HIGHER FARMING costs, lack of land ownership and long-term indebtedness have all prompted farmers to work longer, to lose career identity for future generations, and to further reduce their land ownership, a civic group working on farmers’ issues told a recent Bangkok seminar.
To solve these problems, farmers need to reduce costs through various measures. They include the use of organic fertilisers, the growing of wide varieties of farm produce and the setting up of a fund to acquire farmland for those lacking it. All this could be achieved through soft, long-term loans, the seminar was told.
On shouldering the costs, Local Action Links manager Phongthip Samranjit said 45-85 per cent of farmers in certain provinces were landless and rented farmlands at the per-rai cost of Bt1,500 to Bt2,500. The high price of seeds, fertilisers and insecticides made up 30-45 per cent of farming costs. 
Citing an Office of Agricultural Economics report, Phongthip said 19.6 per cent of farmers across the country were landless. Of these, 36 to 40 per cent were based in the Central region, the main rice-producing source. Increased hardship in farmers’ lives has turned their children away, prompting them to seek employment in the industrial sector, she added.

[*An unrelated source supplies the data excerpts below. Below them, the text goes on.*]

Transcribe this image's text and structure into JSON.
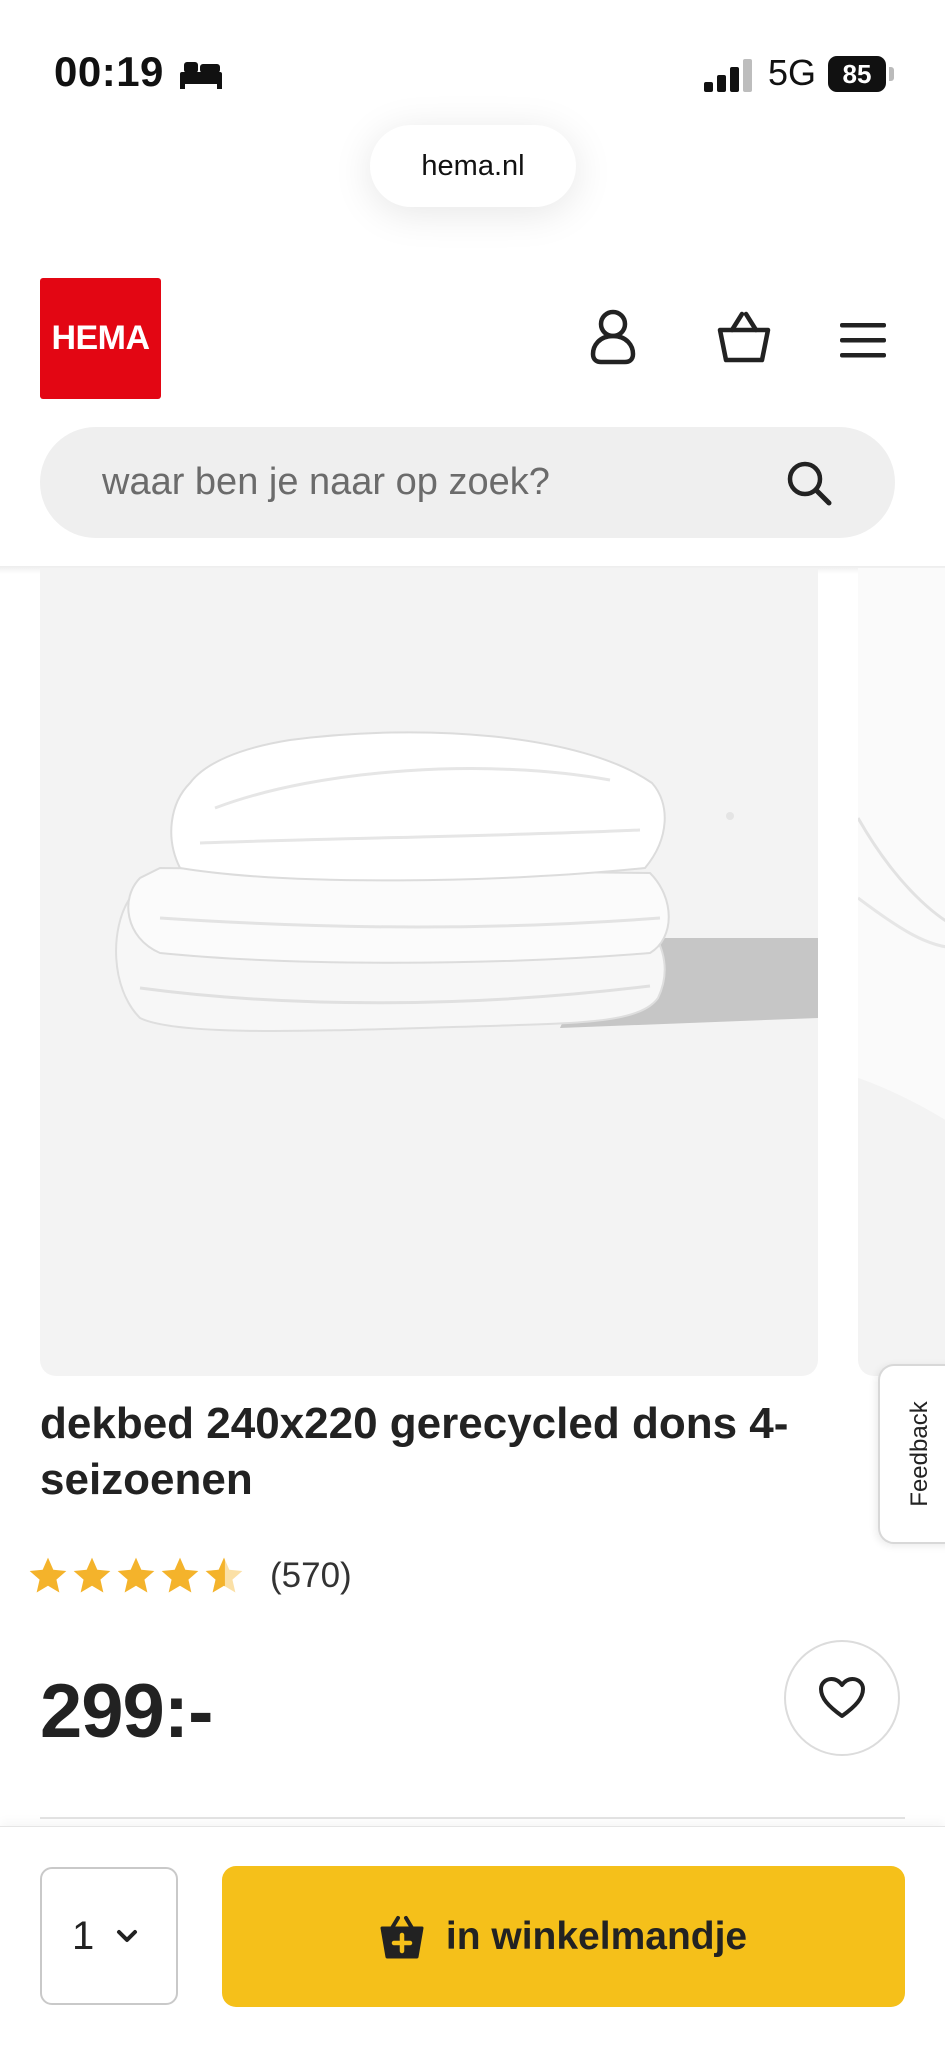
{
  "status_bar": {
    "time": "00:19",
    "network": "5G",
    "battery": "85"
  },
  "browser": {
    "url": "hema.nl"
  },
  "header": {
    "logo_text": "HEMA",
    "brand_color": "#e30613",
    "icons": [
      "person-icon",
      "basket-icon",
      "menu-icon"
    ]
  },
  "search": {
    "placeholder": "waar ben je naar op zoek?"
  },
  "product": {
    "title": "dekbed 240x220 gerecycled dons 4-seizoenen",
    "rating": 4.5,
    "rating_max": 5,
    "review_count": "(570)",
    "price": "299:-"
  },
  "feedback": {
    "label": "Feedback"
  },
  "cart_bar": {
    "quantity": "1",
    "add_label": "in winkelmandje",
    "accent_color": "#f5c01a"
  }
}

The OAE report in 2012 also found that agricultural households had a huge total debt of Bt456.3 billion, compared to the Bt204.1 they owed in 1999 – which she described as a drastic increase. A recent Local Action Links study found that a farmer’s family in Ayutthaya owes an average debt of Bt401,679, and a family based in Phetchaburi owes Bt371,091.

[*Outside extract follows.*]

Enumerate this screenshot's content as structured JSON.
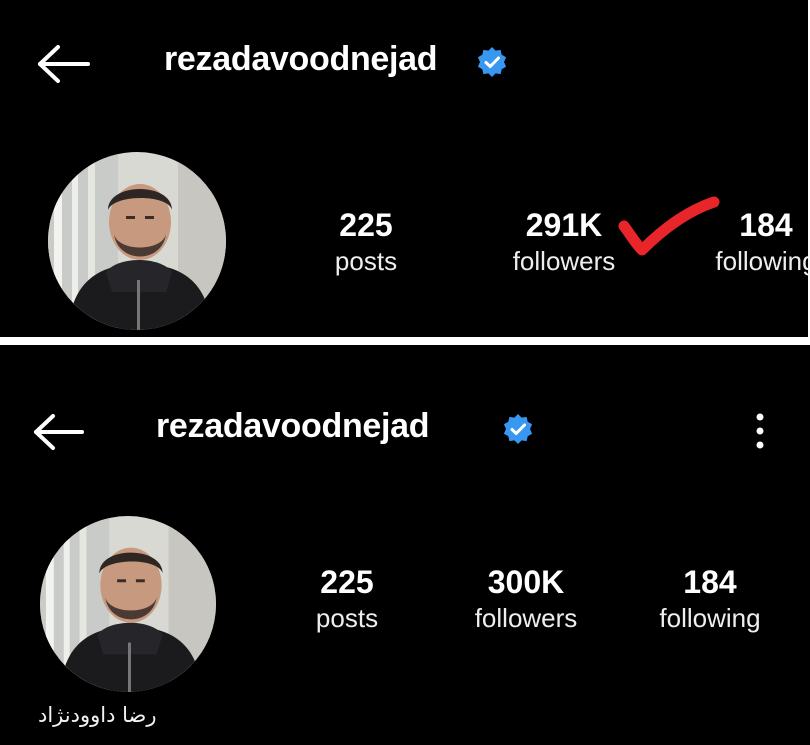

On solutions to the problems, a Phetchaburi-based member of the Council of Networks of Farmers of Thailand, said turning to using organic fertilisers and non-toxic insecticides could help reduce farming cost.
He said government-supported guarantees of rice prices were important to farmers, especially when farming was not possible because of heavy flooding or extreme drought, when farmers earned the lowest guaranteed prices.
Setting up a government fund which enabled farmers to work through a long-term lease was also helpful. This farmland must not be transferable but could be inherited by children of eligible farmers. 
A Suphan Buri farmer, Bunchoo Maneewong, 56, said she lost a 10-rai farm through a Bt600,000 loan she acquired from a bank in 1996. She sold the first five rai for Bt500,000 after she was unable to repay debt installments. Faced with a lawsuit in 2002, she found out 
 that nearly Bt400,000 was deducted as interest, which increased from 7.5 to 18 per cent because of non-payment.
Bunchoo said she later sold the remaining five rai, and has rented it for farming, while still shouldering higher costs and a more expensive rent rate.